TWO of Australia's most notorious child killers have clashed violently behind bars, with Dean Shillingsworth's mother saying the woman who starved her own daughter to death was a "slut" who "deserved it".
The Daily Telegraph can reveal that Rachael Pfitzner attacked the woman - who is serving life in jail for the starvation murder of her daughter "Ebony" - in Mulawa women's prison in New South Wales in January.
The incident was recorded by prison guards, with Pfitzner reportedly having a "sore right hand" while the mother had "minor injuries".
However, a day later Pfitzner penned a letter to little Dean's father in which she claimed it wasn't the first time she had struck the woman.
"I'm locked down for five days in segro (segregation)," she wrote on January 24 this year.
"It's my 3rd inside charge, for knocking people out. This time I punched a girl with a hard knock, split her nose at the top, broke it and gave her a black eye which is causing her problems.
"The slut deserved it, wanting to run her mouth with me and push me. No c--t. in here scares me. I seen (sic) the area manager, he's making me hold a mediation with this girl as it's the second time I bashed her."
Two letters between Pfitzner and Dean's father Paul Shillingsworth also contain an apology for Dean's death from the toddler's mother, who admits she simply couldn't cope.
"Just know that I did try, and kept trying, to get help but they let me down," she wrote in September last year.
It is a sentiment echoed in an Ombudsman's report released yesterday.
Even before he was born, DOCS knew Dean's life was in danger following a report about domestic violence and an unsafe environment at his mother's home.
The report revealed there were 34 risk of harm reports about Dean, including one while he was still a newborn in hospital when his father abused his mother.

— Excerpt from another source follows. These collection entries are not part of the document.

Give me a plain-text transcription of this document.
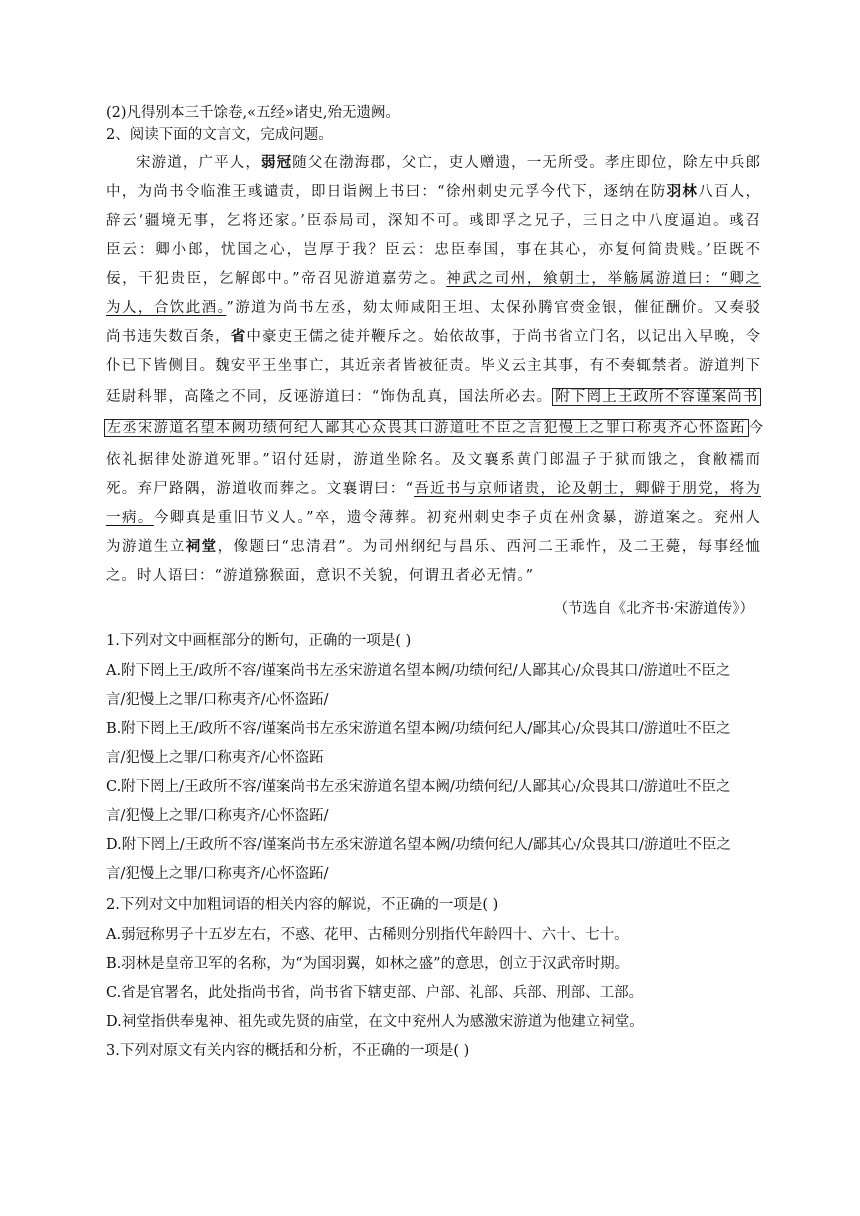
(2)凡得别本三千馀卷,«五经»诸史,殆无遗阙。
2、阅读下面的文言文，完成问题。
宋游道，广平人，弱冠随父在渤海郡，父亡，吏人赠遗，一无所受。孝庄即位，除左中兵郎
中，为尚书令临淮王彧谴责，即日诣阙上书曰：“徐州刺史元孚今代下，逐纳在防羽林八百人，
辞云‘疆境无事，乞将还家。’臣忝局司，深知不可。彧即孚之兄子，三日之中八度逼迫。彧召
臣云：卿小郎，忧国之心，岂厚于我？臣云：忠臣奉国，事在其心，亦复何简贵贱。’臣既不
佞，干犯贵臣，乞解郎中。”帝召见游道嘉劳之。神武之司州，飨朝士，举觞属游道曰：“卿之
为人，合饮此酒。”游道为尚书左丞，劾太师咸阳王坦、太保孙腾官赍金银，催征酬价。又奏驳
尚书违失数百条，省中豪吏王儒之徒并鞭斥之。始依故事，于尚书省立门名，以记出入早晚，令
仆已下皆侧目。魏安平王坐事亡，其近亲者皆被征责。毕义云主其事，有不奏辄禁者。游道判下
廷尉科罪，高隆之不同，反诬游道曰：“饰伪乱真，国法所必去。 附下罔上王政所不容谨案尚书
左丞宋游道名望本阙功绩何纪人鄙其心众畏其口游道吐不臣之言犯慢上之罪口称夷齐心怀盗跖 今
依礼据律处游道死罪。”诏付廷尉，游道坐除名。及文襄系黄门郎温子于狱而饿之，食敝襦而
死。弃尸路隅，游道收而葬之。文襄谓曰：“吾近书与京师诸贵，论及朝士，卿僻于朋党，将为
一病。今卿真是重旧节义人。”卒，遗令薄葬。初兖州刺史李子贞在州贪暴，游道案之。兖州人
为游道生立祠堂，像题曰“忠清君”。为司州纲纪与昌乐、西河二王乖忤，及二王薨，每事经恤
之。时人语曰：“游道猕猴面，意识不关貌，何谓丑者必无情。”
（节选自《北齐书·宋游道传》）
1.下列对文中画框部分的断句，正确的一项是( )
A.附下罔上王/政所不容/谨案尚书左丞宋游道名望本阙/功绩何纪/人鄙其心/众畏其口/游道吐不臣之
言/犯慢上之罪/口称夷齐/心怀盗跖/
B.附下罔上王/政所不容/谨案尚书左丞宋游道名望本阙/功绩何纪人/鄙其心/众畏其口/游道吐不臣之
言/犯慢上之罪/口称夷齐/心怀盗跖
C.附下罔上/王政所不容/谨案尚书左丞宋游道名望本阙/功绩何纪/人鄙其心/众畏其口/游道吐不臣之
言/犯慢上之罪/口称夷齐/心怀盗跖/
D.附下罔上/王政所不容/谨案尚书左丞宋游道名望本阙/功绩何纪人/鄙其心/众畏其口/游道吐不臣之
言/犯慢上之罪/口称夷齐/心怀盗跖/
2.下列对文中加粗词语的相关内容的解说，不正确的一项是( )
A.弱冠称男子十五岁左右，不惑、花甲、古稀则分别指代年龄四十、六十、七十。
B.羽林是皇帝卫军的名称，为“为国羽翼，如林之盛”的意思，创立于汉武帝时期。
C.省是官署名，此处指尚书省，尚书省下辖吏部、户部、礼部、兵部、刑部、工部。
D.祠堂指供奉鬼神、祖先或先贤的庙堂，在文中兖州人为感激宋游道为他建立祠堂。
3.下列对原文有关内容的概括和分析，不正确的一项是( )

Other reports related to violence, drug abuse and neglect but case workers never met him.
"I want to rip DOCS apart but it's not going to bring Dean back," his grandmother Bev Pfitzner said yesterday.
"She (Rachael) told a family support worker, she screamed out to her, 'Do you think my child is safe with me?' That should have been enough."
The family support service, funded by DOCS, had tried to ensure Pfitzner kept Dean, even when she was telling a support worker she "couldn't stand him" and wanted him gone, the Ombudsman said.
The support worker claimed that after Dean's death, she had asked if Pfitzner would harm him but was told no. A spokeswoman for corrective services declined to comment.
In the January letter, Pfitzner told Mr Shillingsworth she was "extremely depressed" and told him of a dream she had about the son she killed.